Frío en los huesos. Todos hemos oído esa expresión alguna vez a lo largo de nuestras vidas. Sin embargo, muy pocos podemos decir, afortunadamente, que lo hayamos experimentado en nuestros cuerpos.
Era un día de primeros de diciembre. Aunque con frecuencia se escucha que el frío ya no es el que era, aquella noche prometía no defraudar al orgulloso invierno. Esa tarde acudí a un evento cuyo objetivo consistía en acercar a la gente la problemática de las personas sin hogar, reclamar sus derechos y darles voz.
El motivo que me llevó a asistir más que una profunda empatía hacia nuestros allegados más olvidados, fue egoísta. Personalmente siento una gran atracción hacia las nuevas experiencias. Siempre que tengo una oportunidad de aprender algo nuevo o de ponerme a prueba no la dejo escapar. Esta vez quería acercarme a la situación de estas personas que tan poco familiar era para mi. Quería que ellos me ayudasen a ser mejor persona, a ser más humana.
El evento comenzó próximo a las últimas horas de la tarde y la noche ya se había volcado sobre nosotros. Parejas y grupos de amigos se arremolinaban a mi alrededor, animados por una serie de conciertos que ofrecían. Éstos eran interrumpidos de vez en cuando para transmitir cortos sobre personas que hasta hace poco vivían en la calle, pero que ya disponían de su propia casa.
Todos los vídeos fueron emotivos por sí solos, pero las palabras de una mujer me llegaron al corazón. Además de recalcar lo profundamente agradecida que se sentía por disponer al fin de su propio hogar, dijo que lo que más feliz la hacía es que alguien se preocupase por ella de nuevo, la llamase por su nombre y la preguntase cómo le iba y qué tal se encontraba. Me pareció algo tan básico en la vida de todo ser humano y a la vez tan sencillo y humilde, que un torrente de sentimientos me inundó. Aquella persona seguramente más que una casa, echaba de menos sentirse amada, reconocida y respetada. Quería volver a ser alguien bajo los ojos de los demás, y los suyos propios. Esa noche aprendí una bonita lección con sus palabras, me prometí a mi misma no olvidarlas nunca.

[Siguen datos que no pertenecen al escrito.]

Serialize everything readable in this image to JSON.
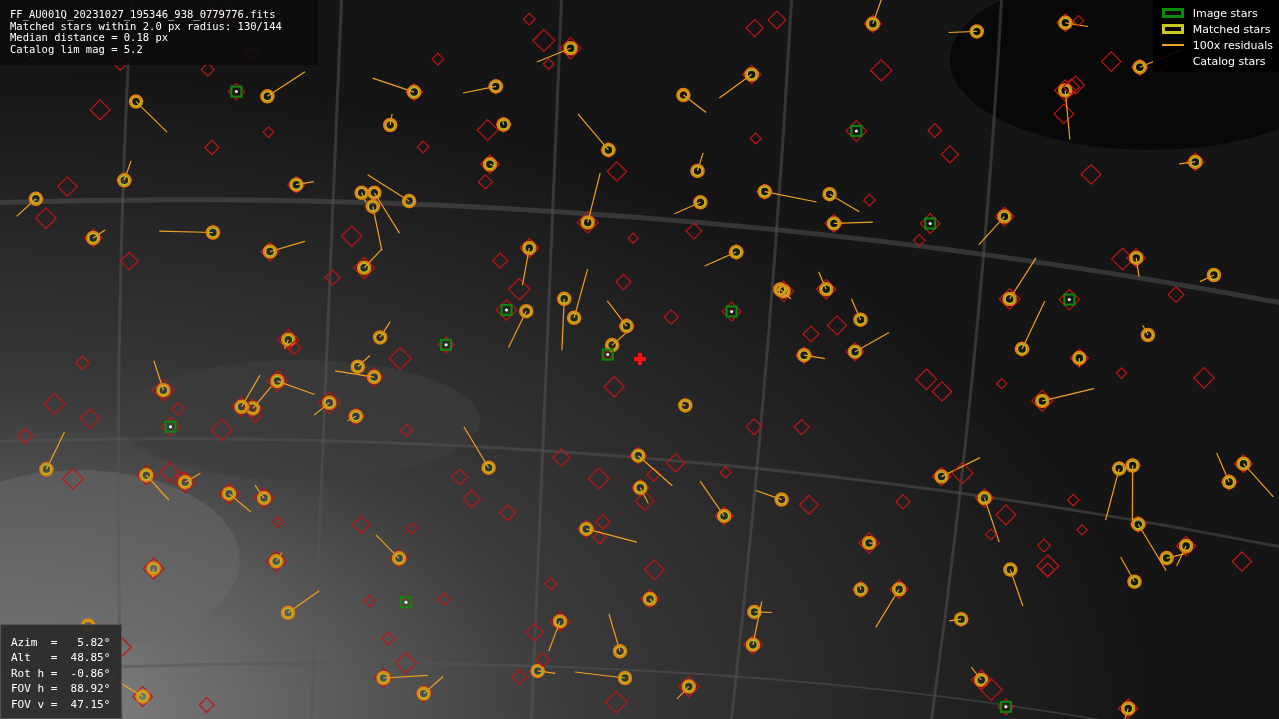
{
  "info": {
    "lines": [
      "FF_AU001Q_20231027_195346_938_0779776.fits",
      "Matched stars within 2.0 px radius: 130/144",
      "Median distance = 0.18 px",
      "Catalog lim mag = 5.2"
    ]
  },
  "legend": [
    {
      "label": "Image stars",
      "kind": "box",
      "color": "#0a8a0a"
    },
    {
      "label": "Matched stars",
      "kind": "box",
      "color": "#c8c81e"
    },
    {
      "label": "100x residuals",
      "kind": "line",
      "color": "#f0a020"
    },
    {
      "label": "Catalog stars",
      "kind": "none"
    }
  ],
  "pointing": {
    "lines": [
      "Azim  =   5.82°",
      "Alt   =  48.85°",
      "Rot h =  -0.86°",
      "FOV h =  88.92°",
      "FOV v =  47.15°"
    ]
  }
}
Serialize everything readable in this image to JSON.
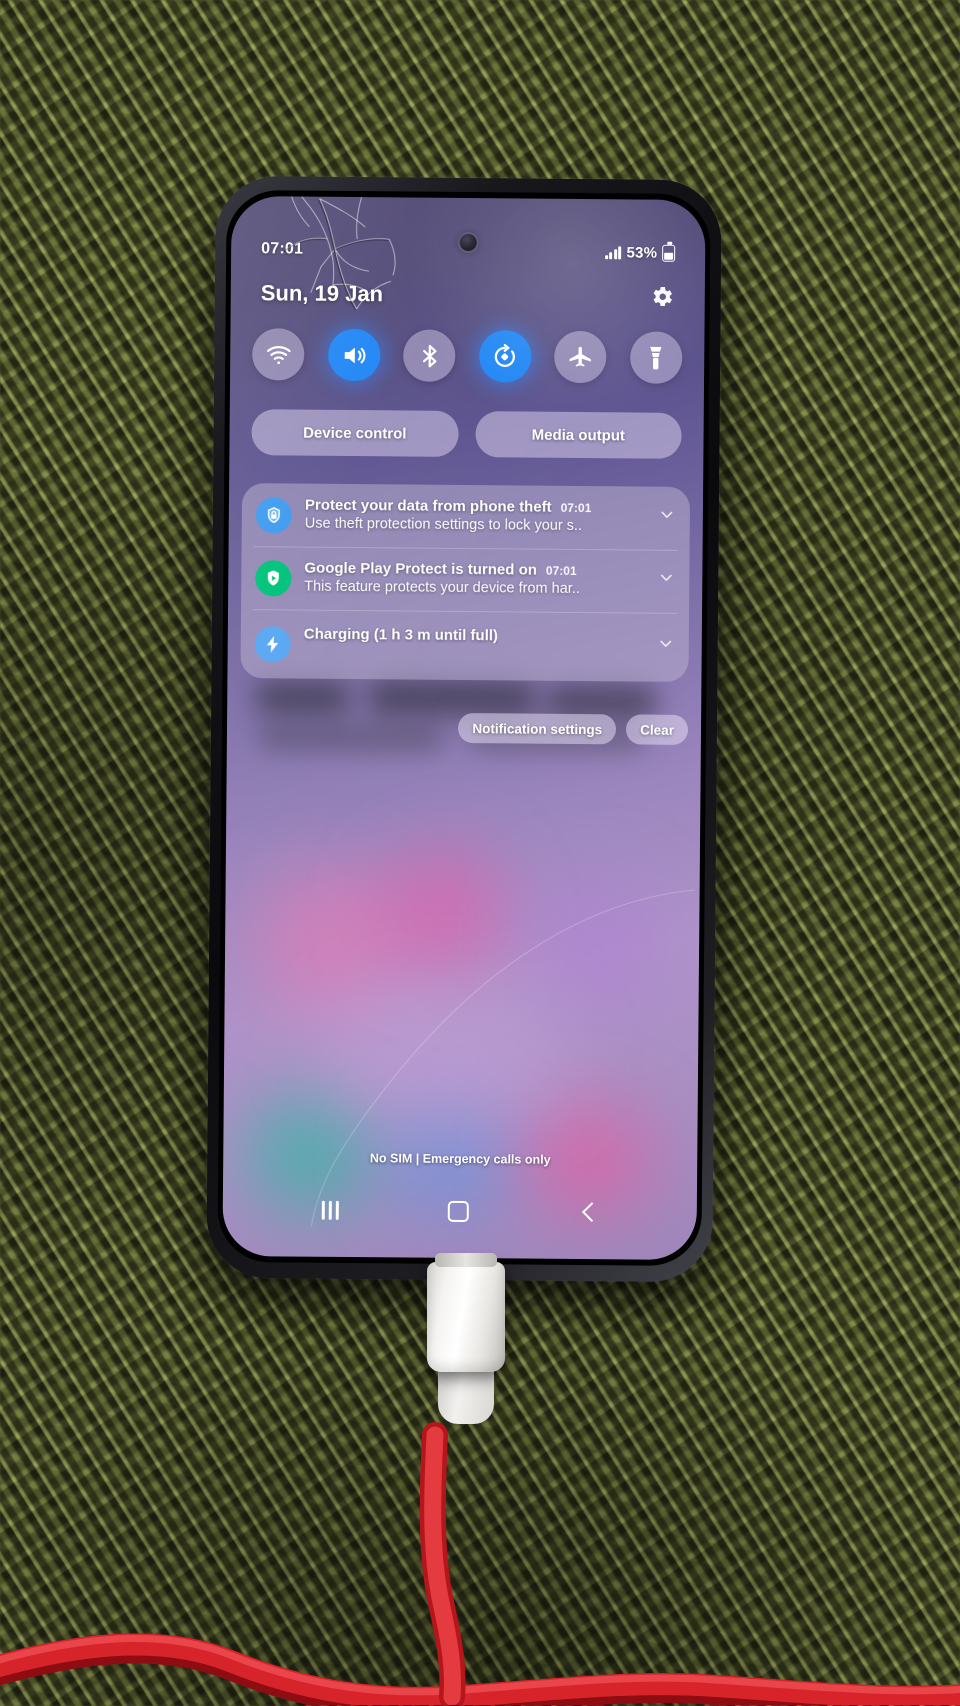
{
  "device": {
    "description": "smartphone-quick-settings-panel",
    "accent_blue": "#1f86f5",
    "panel_tint": "rgba(186,176,208,0.52)"
  },
  "statusbar": {
    "time": "07:01",
    "signal_icon": "signal-bars-icon",
    "battery_percent": "53%",
    "battery_icon": "battery-charging-icon"
  },
  "header": {
    "date": "Sun, 19 Jan",
    "settings_icon": "gear-icon"
  },
  "quick_toggles": [
    {
      "name": "wifi",
      "icon": "wifi-icon",
      "label": "Wi-Fi",
      "state": "off"
    },
    {
      "name": "sound",
      "icon": "speaker-icon",
      "label": "Sound",
      "state": "on"
    },
    {
      "name": "bluetooth",
      "icon": "bluetooth-icon",
      "label": "Bluetooth",
      "state": "off"
    },
    {
      "name": "auto-rotate",
      "icon": "auto-rotate-icon",
      "label": "Auto rotate",
      "state": "on"
    },
    {
      "name": "airplane",
      "icon": "airplane-icon",
      "label": "Flight mode",
      "state": "off"
    },
    {
      "name": "flashlight",
      "icon": "flashlight-icon",
      "label": "Flashlight",
      "state": "off"
    }
  ],
  "pill_buttons": [
    {
      "label": "Device control"
    },
    {
      "label": "Media output"
    }
  ],
  "notifications": [
    {
      "icon": "shield-lock-icon",
      "icon_bg": "#3f9bf0",
      "title": "Protect your data from phone theft",
      "time": "07:01",
      "text": "Use theft protection settings to lock your s..",
      "expand_icon": "chevron-down-icon"
    },
    {
      "icon": "play-protect-shield-icon",
      "icon_bg": "#00c37a",
      "title": "Google Play Protect is turned on",
      "time": "07:01",
      "text": "This feature protects your device from har..",
      "expand_icon": "chevron-down-icon"
    },
    {
      "icon": "charging-bolt-icon",
      "icon_bg": "#5aa7f2",
      "title": "Charging (1 h 3 m until full)",
      "time": "",
      "text": "",
      "expand_icon": "chevron-down-icon"
    }
  ],
  "notification_actions": {
    "settings_label": "Notification settings",
    "clear_label": "Clear"
  },
  "footer": {
    "sim_status": "No SIM | Emergency calls only"
  },
  "navbar": {
    "recents_icon": "recents-icon",
    "home_icon": "home-icon",
    "back_icon": "back-icon"
  }
}
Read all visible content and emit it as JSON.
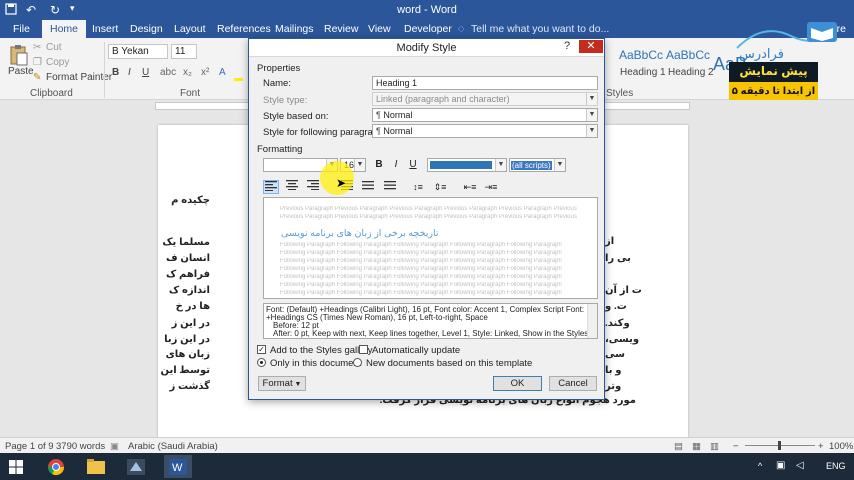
{
  "window": {
    "title": "word - Word"
  },
  "quick_access": {
    "icons": [
      "save-icon",
      "undo-icon",
      "redo-icon",
      "customize-icon"
    ]
  },
  "tabs": [
    "File",
    "Home",
    "Insert",
    "Design",
    "Layout",
    "References",
    "Mailings",
    "Review",
    "View",
    "Developer"
  ],
  "tell_me": "Tell me what you want to do...",
  "share": "Share",
  "ribbon": {
    "clipboard": {
      "paste": "Paste",
      "cut": "Cut",
      "copy": "Copy",
      "format_painter": "Format Painter",
      "label": "Clipboard"
    },
    "font": {
      "name": "B Yekan",
      "size": "11",
      "label": "Font",
      "bold": "B",
      "italic": "I",
      "underline": "U"
    },
    "styles": {
      "items": [
        "AaBbCc",
        "AaBbCc"
      ],
      "names": [
        "Heading 1",
        "Heading 2"
      ],
      "label": "Styles",
      "aab": "AaB"
    }
  },
  "watermark": {
    "logo": "فرادرس",
    "badge": "پیش نمایش",
    "sub": "از ابتدا تا دقیقه ۵"
  },
  "document": {
    "lines": [
      "چکیده م",
      "مسلما یک",
      "انسان ف",
      "فراهم ک",
      "اندازه ک",
      "ها در خ",
      "در این ز",
      "در این زبا",
      "زبان های",
      "توسط این",
      "گذشت ز",
      "مورد هجوم انواع زبان های برنامه نویسی قرار گرفت."
    ],
    "right_lines": [
      "از",
      "بی را",
      "ت از آن",
      "ت. و",
      "وکند.",
      "ویسی،",
      "سی",
      "و با",
      "وتر"
    ]
  },
  "dialog": {
    "title": "Modify Style",
    "help": "?",
    "close": "✕",
    "properties_label": "Properties",
    "name_label": "Name:",
    "name_value": "Heading 1",
    "style_type_label": "Style type:",
    "style_type_value": "Linked (paragraph and character)",
    "based_on_label": "Style based on:",
    "based_on_value": "Normal",
    "following_label": "Style for following paragraph:",
    "following_value": "Normal",
    "formatting_label": "Formatting",
    "font_size": "16",
    "bold": "B",
    "italic": "I",
    "underline": "U",
    "script_value": "(all scripts)",
    "preview_prev": "Previous Paragraph Previous Paragraph Previous Paragraph Previous Paragraph Previous Paragraph Previous",
    "preview_heading": "تاریخچه برخی از زبان های برنامه نویسی",
    "preview_next": "Following Paragraph Following Paragraph Following Paragraph Following Paragraph Following Paragraph",
    "description": [
      "Font: (Default) +Headings (Calibri Light), 16 pt, Font color: Accent 1, Complex Script Font:",
      "+Headings CS (Times New Roman), 16 pt, Left-to-right, Space",
      "Before:  12 pt",
      "After:  0 pt, Keep with next, Keep lines together, Level 1, Style: Linked, Show in the Styles"
    ],
    "add_to_gallery": "Add to the Styles gallery",
    "auto_update": "Automatically update",
    "only_this_doc": "Only in this document",
    "new_docs": "New documents based on this template",
    "format_btn": "Format",
    "ok": "OK",
    "cancel": "Cancel"
  },
  "status": {
    "page": "Page 1 of 9",
    "words": "3790 words",
    "language": "Arabic (Saudi Arabia)",
    "zoom": "100%"
  },
  "taskbar": {
    "lang": "ENG"
  }
}
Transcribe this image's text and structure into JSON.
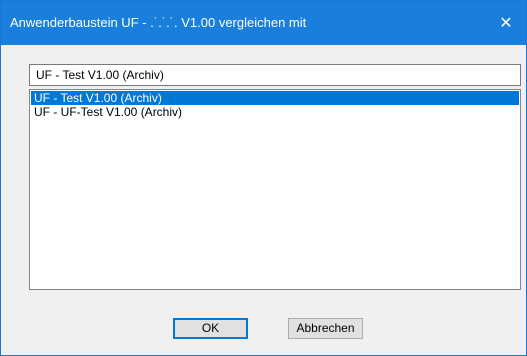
{
  "window": {
    "title": "Anwenderbaustein UF - .˙.˙.˙. V1.00 vergleichen mit",
    "close_glyph": "✕",
    "close_icon": "close-icon"
  },
  "combo": {
    "value": "UF - Test V1.00 (Archiv)"
  },
  "list": {
    "items": [
      {
        "label": "UF - Test V1.00 (Archiv)",
        "selected": true
      },
      {
        "label": "UF - UF-Test V1.00 (Archiv)",
        "selected": false
      }
    ]
  },
  "buttons": {
    "ok_label": "OK",
    "cancel_label": "Abbrechen"
  },
  "colors": {
    "titlebar": "#1a7fdc",
    "selection": "#0078d7",
    "dialog_bg": "#f0f0f0"
  }
}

Tras unas horas de pie sin resguardo alguno, el frío ya se había apoderado de mí. Debo reconocer que en más de una ocasión se cruzó por mi mente desistir y volver a casa: había empezado a echar repentinamente muy en falta mi cama. Gracias a una testarudez que no me suele dejar indiferente, resistí.
Aquella noche dormí con varios jerséis, un abrigo, un gorro, una bufanda y unos guantes, además de varios calcetines y mallas. Aunque el saco de dormir era de montaña y una esterilla me aislaba del frío que emanaba el suelo, por alguna razón, no fue suficiente. La zona de contacto entre el saco y el suelo estaba prácticamente helada. Para evitar que se me congelaran las piernas, coloqué por debajo de ellas unas sudaderas que había traído de más, “por si las moscas”.
Tuve que afrontar una sensación ligeramente claustrofóbica al cerrar casi en su totalidad el saco de dormir, dejando una pequeña rendija para respirar. Si me daba un repentino ataque de agobio y quería tomar una bocanada de aire, una brisa helada entraba en el saco. Terminé por resignarme a cogerle cariño a mi agobio, prefiero el agobio que el frío.
A la mañana siguiente una hermosa y espesa neblina se había cernido sobre nosotros. Aunque prácticamente no había pegado ojo en toda la noche, me sentía satisfecha y orgullosa de mí misma. Sin embargo, me di cuenta de que una extraña sensación se había apoderado de mí. No tenía frío, no tiritaba ni el cuerpo me pedía movimiento como la noche anterior. El frío estaba por dentro. Parecía como… si se hubiera calado en mis huesos.
Poco después, retomando el camino a casa, pude observar a una persona que había pasado la noche en un cajero próximo a mi portal. En aquel momento me di cuenta de que nunca iba a poder mirarles con los mismos ojos. Sentí cierta tristeza. Por un lado, mi noche en la calle me había permitido sentirme un poco más cerca de ellos, pero al mismo tiempo fui consciente de lo lejos que todavía me encontraba.
Me costó una ducha caliente, un té y buen rato de lectura en mi cama para quitarme el frío de los huesos. Gracias a aquella pequeña experiencia estoy intentando coger el hábito de dar las gracias cada vez que abro la puerta de mi casa, por mi casa; y cada noche cuando me voy a dormir, por mi cama. Generalmente valoramos muy poco lo que tenemos y demasiado lo que añoramos tener. Dicen que el ser agradecido/a es una de las claves para ser más feliz. Ahora siempre es el mejor momento para empezar a ser más agradecido/as.